Doctoral Student Earns Robert J. Melosh Medal For Computational Mechanics Research

Doctoral Student Earns Robert J. Melosh Medal For Computational Mechanics Research

The Robert J. Melosh Medal Competition, named in honor of a civil engineering professor who pioneered research in the areas of finite element methods and computational mechanics, provides an international forum for students to present their dissertations and showcase their research.

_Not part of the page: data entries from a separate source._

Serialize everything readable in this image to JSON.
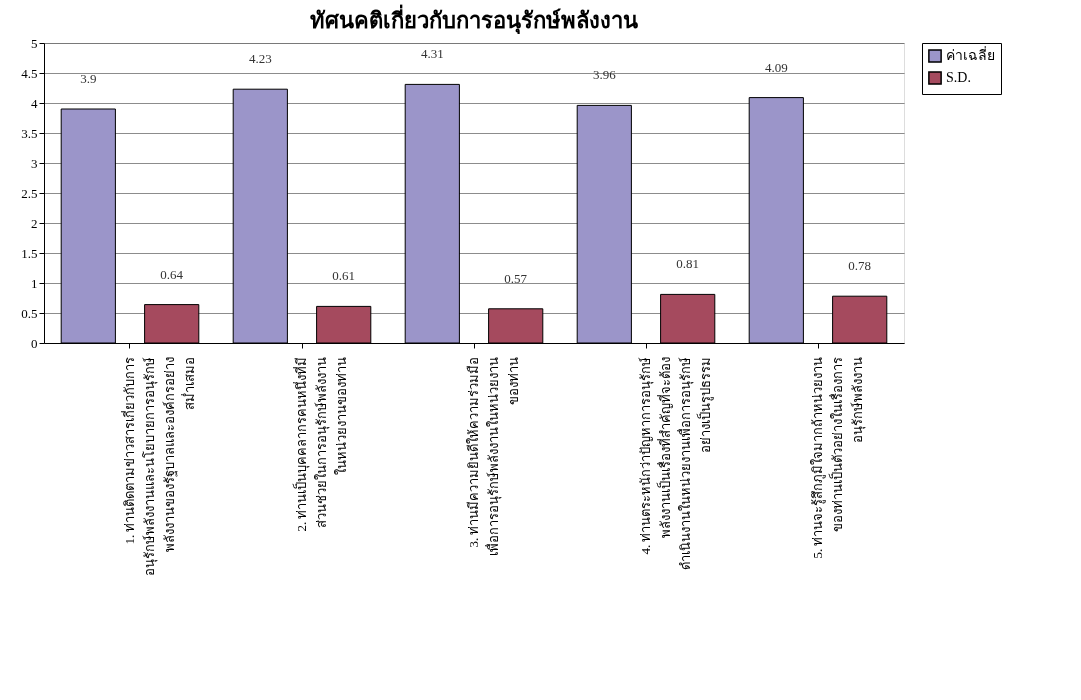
{
  "chart_data": {
    "type": "bar",
    "title": "ทัศนคติเกี่ยวกับการอนุรักษ์พลังงาน",
    "categories": [
      "1. ท่านติดตามข่าวสารเกี่ยวกับการ\nอนุรักษ์พลังงานและนโยบายการอนุรักษ์\nพลังงานของรัฐบาลและองค์กรอย่าง\nสม่ำเสมอ",
      "2. ท่านเป็นบุคคลากรคนหนึ่งที่มี\nส่วนช่วยในการอนุรักษ์พลังงาน\nในหน่วยงานของท่าน",
      "3. ท่านมีความยินดีให้ความร่วมมือ\nเพื่อการอนุรักษ์พลังงานในหน่วยงาน\nของท่าน",
      "4. ท่านตระหนักว่าปัญหาการอนุรักษ์\nพลังงานเป็นเรื่องที่สำคัญที่จะต้อง\nดำเนินงานในหน่วยงานเพื่อการอนุรักษ์\nอย่างเป็นรูปธรรม",
      "5. ท่านจะรู้สึกภูมิใจมากถ้าหน่วยงาน\nของท่านเป็นตัวอย่างในเรื่องการ\nอนุรักษ์พลังงาน"
    ],
    "series": [
      {
        "name": "ค่าเฉลี่ย",
        "color": "#9b95c9",
        "values": [
          3.9,
          4.23,
          4.31,
          3.96,
          4.09
        ]
      },
      {
        "name": "S.D.",
        "color": "#a54a5e",
        "values": [
          0.64,
          0.61,
          0.57,
          0.81,
          0.78
        ]
      }
    ],
    "ylim": [
      0,
      5
    ],
    "yticks": [
      0,
      0.5,
      1,
      1.5,
      2,
      2.5,
      3,
      3.5,
      4,
      4.5,
      5
    ],
    "grid": "y",
    "legend": "right",
    "data_labels": true
  }
}
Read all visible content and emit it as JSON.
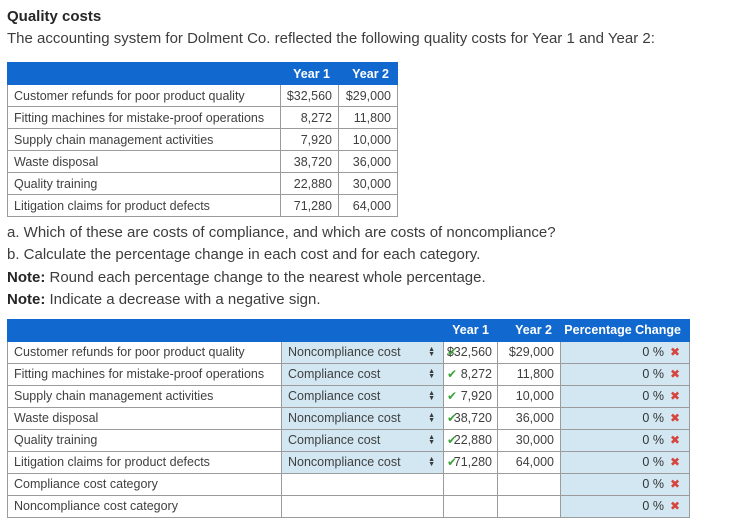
{
  "page": {
    "title": "Quality costs",
    "intro": "The accounting system for Dolment Co. reflected the following quality costs for Year 1 and Year 2:",
    "question_a": "a. Which of these are costs of compliance, and which are costs of noncompliance?",
    "question_b": "b. Calculate the percentage change in each cost and for each category.",
    "note_label": "Note:",
    "note1_text": " Round each percentage change to the nearest whole percentage.",
    "note2_text": " Indicate a decrease with a negative sign."
  },
  "colors": {
    "header_blue": "#1168ce",
    "input_cell_blue": "#d2e7f2",
    "check_green": "#3ba23b",
    "x_red": "#d6453d",
    "border_gray": "#9b9b9b"
  },
  "icons": {
    "check": "✔",
    "x_mark": "✖",
    "arrow_up": "▲",
    "arrow_down": "▼"
  },
  "table1": {
    "col_year1": "Year 1",
    "col_year2": "Year 2",
    "rows": [
      {
        "label": "Customer refunds for poor product quality",
        "year1": "$32,560",
        "year2": "$29,000"
      },
      {
        "label": "Fitting machines for mistake-proof operations",
        "year1": "8,272",
        "year2": "11,800"
      },
      {
        "label": "Supply chain management activities",
        "year1": "7,920",
        "year2": "10,000"
      },
      {
        "label": "Waste disposal",
        "year1": "38,720",
        "year2": "36,000"
      },
      {
        "label": "Quality training",
        "year1": "22,880",
        "year2": "30,000"
      },
      {
        "label": "Litigation claims for product defects",
        "year1": "71,280",
        "year2": "64,000"
      }
    ]
  },
  "table2": {
    "col_year1": "Year 1",
    "col_year2": "Year 2",
    "col_pct": "Percentage Change",
    "rows": [
      {
        "label": "Customer refunds for poor product quality",
        "category": "Noncompliance cost",
        "year1": "$32,560",
        "year2": "$29,000",
        "pct": "0 %"
      },
      {
        "label": "Fitting machines for mistake-proof operations",
        "category": "Compliance cost",
        "year1": "8,272",
        "year2": "11,800",
        "pct": "0 %"
      },
      {
        "label": "Supply chain management activities",
        "category": "Compliance cost",
        "year1": "7,920",
        "year2": "10,000",
        "pct": "0 %"
      },
      {
        "label": "Waste disposal",
        "category": "Noncompliance cost",
        "year1": "38,720",
        "year2": "36,000",
        "pct": "0 %"
      },
      {
        "label": "Quality training",
        "category": "Compliance cost",
        "year1": "22,880",
        "year2": "30,000",
        "pct": "0 %"
      },
      {
        "label": "Litigation claims for product defects",
        "category": "Noncompliance cost",
        "year1": "71,280",
        "year2": "64,000",
        "pct": "0 %"
      },
      {
        "label": "Compliance cost category",
        "pct": "0 %"
      },
      {
        "label": "Noncompliance cost category",
        "pct": "0 %"
      }
    ]
  }
}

This year, the Robert J. Melosh Medal recipient was Maruti Kumar Mudunuru who earned his doctoral degree in civil and environmental engineering from the Cullen College in the fall of 2015. As a student, Mudunuru worked with his faculty advisor Kalyana Nakshatrala to develop various numerical methodologies to address common subsurface challenges, such as hydraulic fracturing, contaminant transport and bioremediation, a waste management technique that uses organisms to remove or neutralize pollutants. His dissertation, for which he received the 2015 best dissertation award from the Cullen College, was titled “On Enforcing Maximum Principles and Element-wise Species Balance for Advective-Diffusive-Reactive Systems.”

For the competition, Mudunuru elaborated on the finite element methods connected to this research in a talk titled “Structure-preserving Finite Element Formulations for Advective-Diffusive-Reactive Systems.”